Mais si le gouvernement était tiraillé entre les impératifs sanitaires, économiques et culturels, «il y avait certainement un sort particulier à réserver aux libraires chez qui on ne stationne pas de manière prolongée comme dans les théâtres ou les cinémas», explique le délégué du SLF. Guillaume Husson reste positif : « Il faut créer les conditions pour que le mois de décembre se passe bien, et sur le plan économique et sur le plan sanitaire, et qu’on reparte en 2021 sur un bon pied», espère-t-il.

… Teintée d’amertume

Pour Alexandre Jardin, ces décisions gouvernementales lui auront laissé un goût très amer : «Il y a quelque chose de déshonorant dans ces procès-verbaux dressés à des libraires qui n’ont pas installé leur table au bon endroit, dans des départements comme la Seine-Saint-Denis où l’urgence est bien ailleurs. Ça aura laissé une sidération de se dire que tout ça a été possible, qu’on ait perdu à ce point le sens des choses, et de qui nous sommes.»

Nous n’avons pas de pays de rechange. Soit on déchire le pays, soit on le construit. Alexandre Jardin

Si Emmanuel Macron a félicité les français d’avoir appris à consommer autrement (par Internet), l’homme de lettres regrette que ce discours n’ait pas plus porté sur les valeurs de la France, «sur qui nous sommes». «Personne n’aurait imaginé le général De Gaulle ou François Mitterrand envoyer la police pour fermer des librairies. (…) Quand le politique perd le sens de nos valeurs profondes, on doit être garant de notre identité. C’est un honneur d’être Français, d’appartenir à cette culture. (…) Nous n’avons pas de pays de rechange. Soit on déchire le pays, soit on le construit.

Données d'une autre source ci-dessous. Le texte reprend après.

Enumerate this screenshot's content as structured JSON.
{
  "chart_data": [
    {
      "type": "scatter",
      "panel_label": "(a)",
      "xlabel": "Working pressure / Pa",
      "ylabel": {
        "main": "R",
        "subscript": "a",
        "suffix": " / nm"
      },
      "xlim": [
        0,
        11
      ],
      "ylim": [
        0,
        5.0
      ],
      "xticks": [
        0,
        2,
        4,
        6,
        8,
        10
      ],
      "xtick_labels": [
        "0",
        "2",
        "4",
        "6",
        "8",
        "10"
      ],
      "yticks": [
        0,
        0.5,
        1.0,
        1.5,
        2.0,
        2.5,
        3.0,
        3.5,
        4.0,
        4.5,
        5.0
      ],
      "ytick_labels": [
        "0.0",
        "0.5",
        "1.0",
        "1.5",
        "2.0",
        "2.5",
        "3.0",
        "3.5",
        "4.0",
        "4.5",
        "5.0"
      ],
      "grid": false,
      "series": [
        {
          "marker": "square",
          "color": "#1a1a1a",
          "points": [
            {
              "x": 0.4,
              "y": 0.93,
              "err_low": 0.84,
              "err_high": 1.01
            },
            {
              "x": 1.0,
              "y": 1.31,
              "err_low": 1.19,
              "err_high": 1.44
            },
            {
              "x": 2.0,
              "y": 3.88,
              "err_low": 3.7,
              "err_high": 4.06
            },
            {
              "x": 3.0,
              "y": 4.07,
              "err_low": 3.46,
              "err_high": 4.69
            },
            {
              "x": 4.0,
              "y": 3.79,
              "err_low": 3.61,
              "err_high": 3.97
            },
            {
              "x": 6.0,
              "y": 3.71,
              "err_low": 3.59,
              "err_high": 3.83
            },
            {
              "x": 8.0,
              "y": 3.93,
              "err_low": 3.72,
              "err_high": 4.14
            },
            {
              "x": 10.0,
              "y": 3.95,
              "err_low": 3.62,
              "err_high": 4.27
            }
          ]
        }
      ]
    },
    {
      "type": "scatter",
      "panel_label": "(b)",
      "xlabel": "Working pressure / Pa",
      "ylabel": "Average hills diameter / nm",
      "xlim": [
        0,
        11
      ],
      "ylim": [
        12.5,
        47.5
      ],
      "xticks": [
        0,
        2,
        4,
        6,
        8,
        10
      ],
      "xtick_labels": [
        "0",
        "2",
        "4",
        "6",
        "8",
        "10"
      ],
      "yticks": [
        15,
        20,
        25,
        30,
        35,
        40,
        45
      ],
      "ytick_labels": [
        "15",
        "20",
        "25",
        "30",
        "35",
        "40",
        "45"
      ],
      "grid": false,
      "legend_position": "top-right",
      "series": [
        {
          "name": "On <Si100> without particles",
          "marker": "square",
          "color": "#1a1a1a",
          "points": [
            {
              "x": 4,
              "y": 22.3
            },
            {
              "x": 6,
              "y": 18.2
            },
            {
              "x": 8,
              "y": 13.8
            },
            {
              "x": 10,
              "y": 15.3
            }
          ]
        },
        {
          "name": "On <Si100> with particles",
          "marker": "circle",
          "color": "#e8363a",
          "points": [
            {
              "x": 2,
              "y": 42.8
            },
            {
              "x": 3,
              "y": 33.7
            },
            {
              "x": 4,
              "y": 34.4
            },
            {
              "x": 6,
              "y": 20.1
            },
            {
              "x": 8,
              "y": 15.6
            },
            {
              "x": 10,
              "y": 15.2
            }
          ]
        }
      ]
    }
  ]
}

Attention à ne pas le saccager», déplore l’auteur.

Des fermetures de rayons livres qui rendent «fous»

Pour Alexandre Jardin, le problème réside sur le poids de la bureaucratie dans les décisions politiques. Selon l’écrivain, la situation était ubuesque, et ne pouvait durer. Désormais, il faut retrouver le sens : « si on s’en remet à la bureaucratie, on entre dans la folie. Il ne faut pas coopérer avec la perte de sens. Cette situation (fermer les librairies puis tous les rayons de livres des supermarchés, ndlr) arrive à n’importe quel pouvoir pris en main par sa bureaucratie».

Pour le délégué du Syndicat de la Librairie Française, il faut maintenant attendre le protocole sanitaire et les conditions de la réouverture. «On a discuté de différents points pour lesquels il y avait parfois désaccord. Mais nous n’avons pas le résultat des courses, ce qui est un peu dommage. Les libraires ne peuvent pas s'organiser la veille pour le lendemain».

Maintenant que l’ouverture des librairies est pratiquement rétablie, l’auteur de Fanfan propose une solution simple : aller en librairie, demander aux libraires quels sont les livres sortis pendant la période de fermeture et... en acheter un. Pour Guillaume Husson, tout aussi pragmatique, «il faut redresser la barre. Trois mois de fermeture dans une année, c’est catastrophique pour une profession qui ne roule pas sur l’or».